Celtic Must Address Obvious Squad Flaw

In the summer, after the transfer window had ended, I applauded the club for the turnaround in players. The Hoops began the rebuild with Ange, seeing 11 players coming in the door. That’s a lot of players and many fans were satisfied the club had backed the manager as well as they could have in the summer.

I thought the turnover of players and the new faces in were great, but I bemoaned the clear lack of squad depth. When I put these thoughts out onto Twitter, I was quickly told to behave and ‘what else did I want?’…Squad depth, that’s what we needed and still do.

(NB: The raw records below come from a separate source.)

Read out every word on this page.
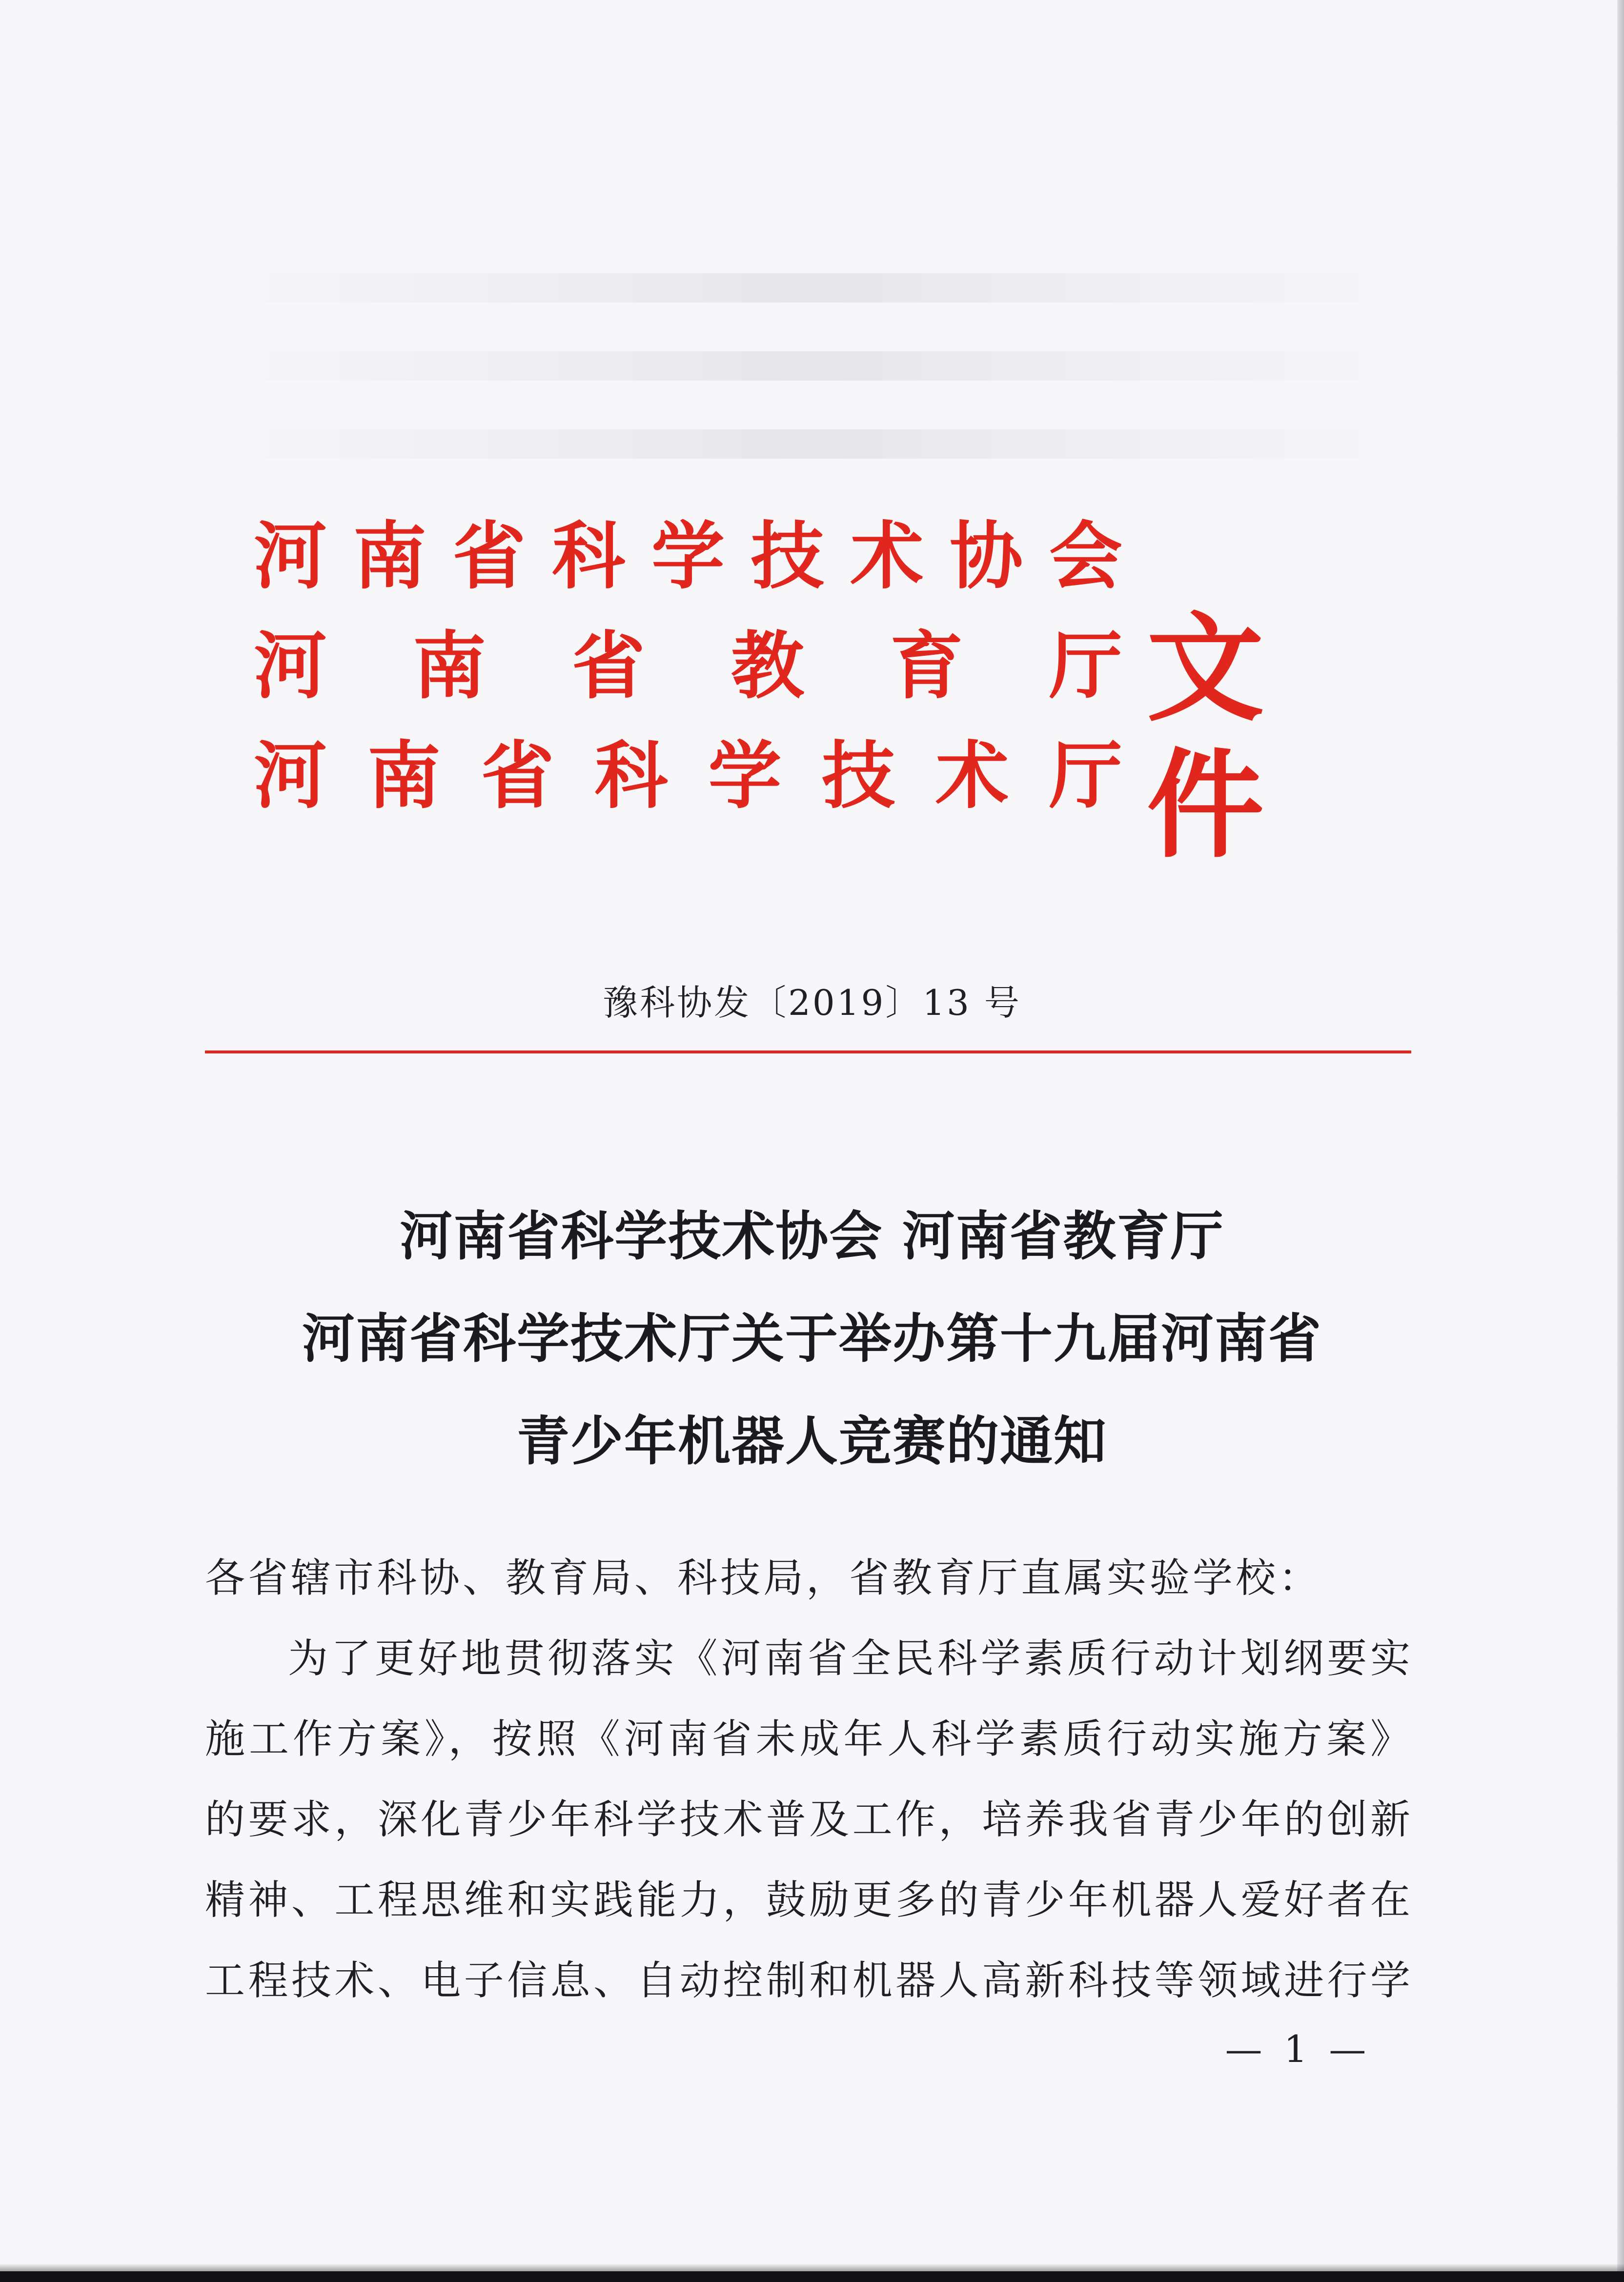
河 南 省 科 学 技 术 协 会
河 南 省 教 育 厅
河 南 省 科 学 技 术 厅
文件
豫科协发〔2019〕13 号
河南省科学技术协会 河南省教育厅
河南省科学技术厅关于举办第十九届河南省
青少年机器人竞赛的通知
各省辖市科协、教育局、科技局，省教育厅直属实验学校：
为了更好地贯彻落实《河南省全民科学素质行动计划纲要实
施工作方案》，按照《河南省未成年人科学素质行动实施方案》
的要求，深化青少年科学技术普及工作，培养我省青少年的创新
精神、工程思维和实践能力，鼓励更多的青少年机器人爱好者在
工程技术、电子信息、自动控制和机器人高新科技等领域进行学
— 1 —
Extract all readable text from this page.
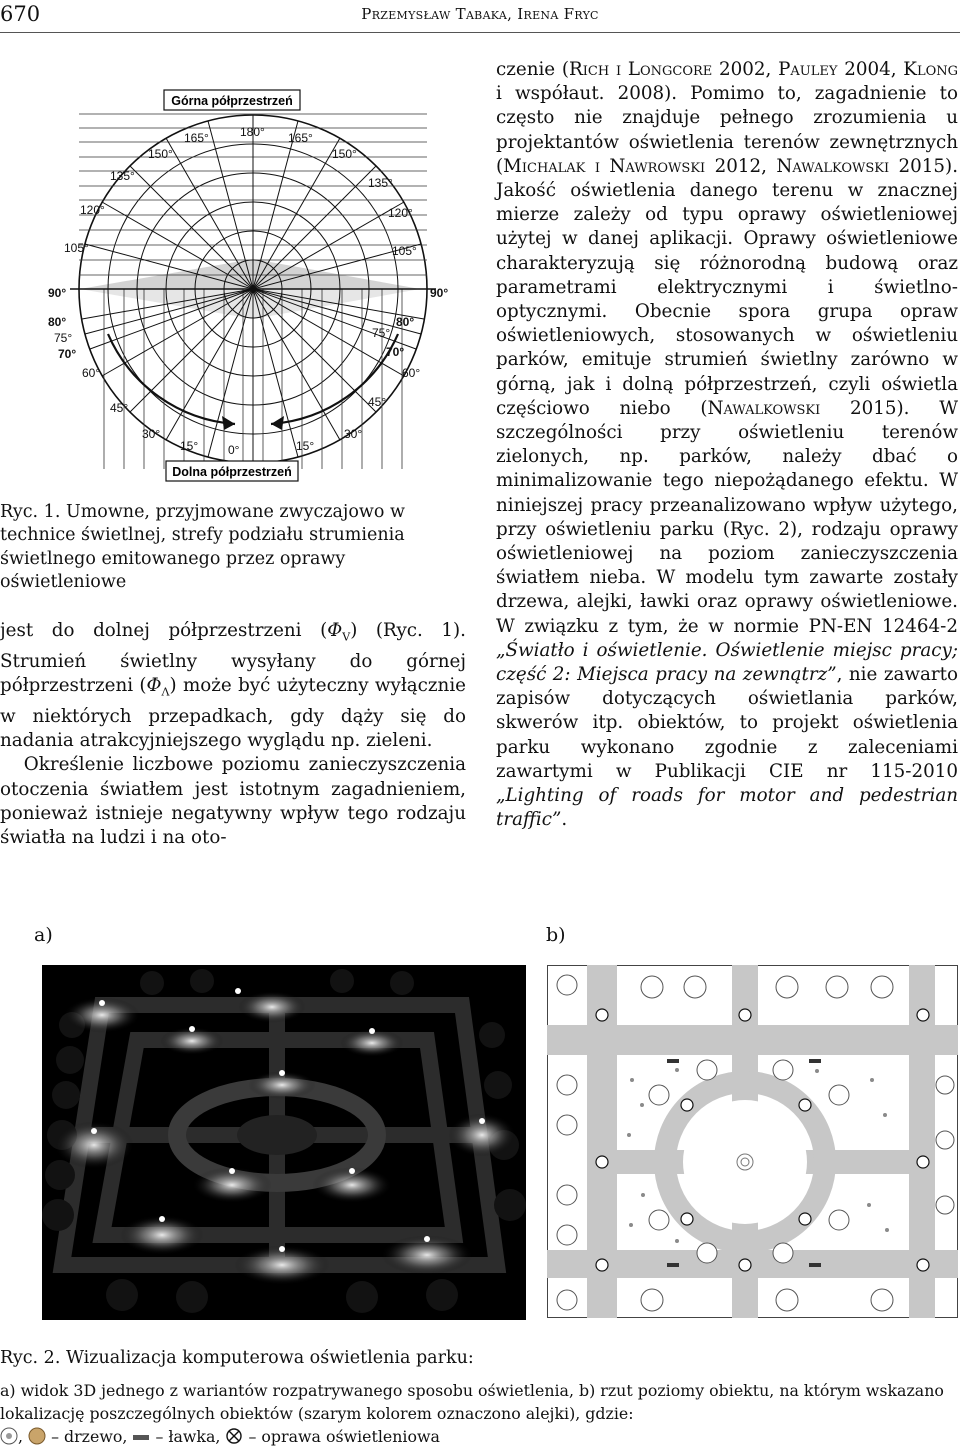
670	Przemysław Tabaka, Irena Fryc
Górna półprzestrzeń
Dolna półprzestrzeń
180°
165°	165°
150°	150°
135°	135°
120°	120°
105°	105°
90°	90°
80°	80°
75°	75°
70°	70°
60°	60°
45°	45°
30°	30°
15°	15°
0°
Ryc. 1. Umowne, przyjmowane zwyczajowo w technice świetlnej, strefy podziału strumienia świetlnego emitowanego przez oprawy oświetleniowe

jest do dolnej półprzestrzeni $(\Phi_V)$ (Ryc. 1). Strumień świetlny wysyłany do górnej półprzestrzeni $(\Phi_\Lambda)$ może być użyteczny wyłącznie w niektórych przepadkach, gdy dąży się do nadania atrakcyjniejszego wyglądu np. zieleni.

Określenie liczbowe poziomu zanieczyszczenia otoczenia światłem jest istotnym zagadnieniem, ponieważ istnieje negatywny wpływ tego rodzaju światła na ludzi i na oto-

czenie (Rich i Longcore 2002, Pauley 2004, Klong i współaut. 2008). Pomimo to, zagadnienie to często nie znajduje pełnego zrozumienia u projektantów oświetlenia terenów zewnętrznych (Michalak i Nawrowski 2012, Nawalkowski 2015). Jakość oświetlenia danego terenu w znacznej mierze zależy od typu oprawy oświetleniowej użytej w danej aplikacji. Oprawy oświetleniowe charakteryzują się różnorodną budową oraz parametrami elektrycznymi i świetlno-optycznymi. Obecnie spora grupa opraw oświetleniowych, stosowanych w oświetleniu parków, emituje strumień świetlny zarówno w górną, jak i dolną półprzestrzeń, czyli oświetla częściowo niebo (Nawalkowski 2015). W szczególności przy oświetleniu terenów zielonych, np. parków, należy dbać o minimalizowanie tego niepożądanego efektu. W niniejszej pracy przeanalizowano wpływ użytego, przy oświetleniu parku (Ryc. 2), rodzaju oprawy oświetleniowej na poziom zanieczyszczenia światłem nieba. W modelu tym zawarte zostały drzewa, alejki, ławki oraz oprawy oświetleniowe. W związku z tym, że w normie PN-EN 12464-2 „Światło i oświetlenie. Oświetlenie miejsc pracy; część 2: Miejsca pracy na zewnątrz”, nie zawarto zapisów dotyczących oświetlania parków, skwerów itp. obiektów, to projekt oświetlenia parku wykonano zgodnie z zaleceniami zawartymi w Publikacji CIE nr 115-2010 „Lighting of roads for motor and pedestrian traffic”.

a)	b)
Ryc. 2. Wizualizacja komputerowa oświetlenia parku:
a) widok 3D jednego z wariantów rozpatrywanego sposobu oświetlenia, b) rzut poziomy obiektu, na którym wskazano lokalizację poszczególnych obiektów (szarym kolorem oznaczono alejki), gdzie:
,  – drzewo,  – ławka,  – oprawa oświetleniowa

Being branded with the ‘some fans are never happy’ moniker after my comments left me hoping I would be eating my words and that the supporters who were happy would have the last laugh on me.

If the winter break began on Sunday, they might have just about squeezed their point of view in.

Sadly, the game at St Mirren was the jumping-off point for a team running on fumes. It was very clear Ange was coming into the club to play high-intensity football. There was always going to be injuries, not to the extent we now see, but there was always going to be scope for some major call-offs.

In Paisley, we started with Moffat, Abada and Johnston as our front three. Two of these men would struggle to make the bench in a fully fit squad and that front three is a far cry from Jota, Kyogo and Forrest [Abada in his natural position].

Had Celtic been at full strength or even close to full strength, I have no doubt they would have beaten St Mirren. The Bhoys still had chances in the game to win but the quality and composure weren’t there.

It was prevalent after the Bayer Leverkusen away game, the chasm in quality between our first team players and our fringe bhoys is wide. The game in Paisley only backed up that assertion.

We were missing Jota, Kyogo, Forrest, Turnbull, Jullien, Starfelt and Hart; that’s half a team.

In any other window, 11 players would have been more than enough. Given the club had mismanaged our playing staff to the point this kind of turnover was needed at an absolute minimum says a lot.

Our slow start in the league and the two defeats to Hearts are Livingston are the games that have effectively put us six points behind our rivals.

The board must ensure Ange gets what he wants this January. All eyes are on the St Johnstone game, it’s a must-win for Celtic against a side who know who to stifle attacking creativity.

We must regroup and refocus. We have a cup in the bag and we’re far from down and out.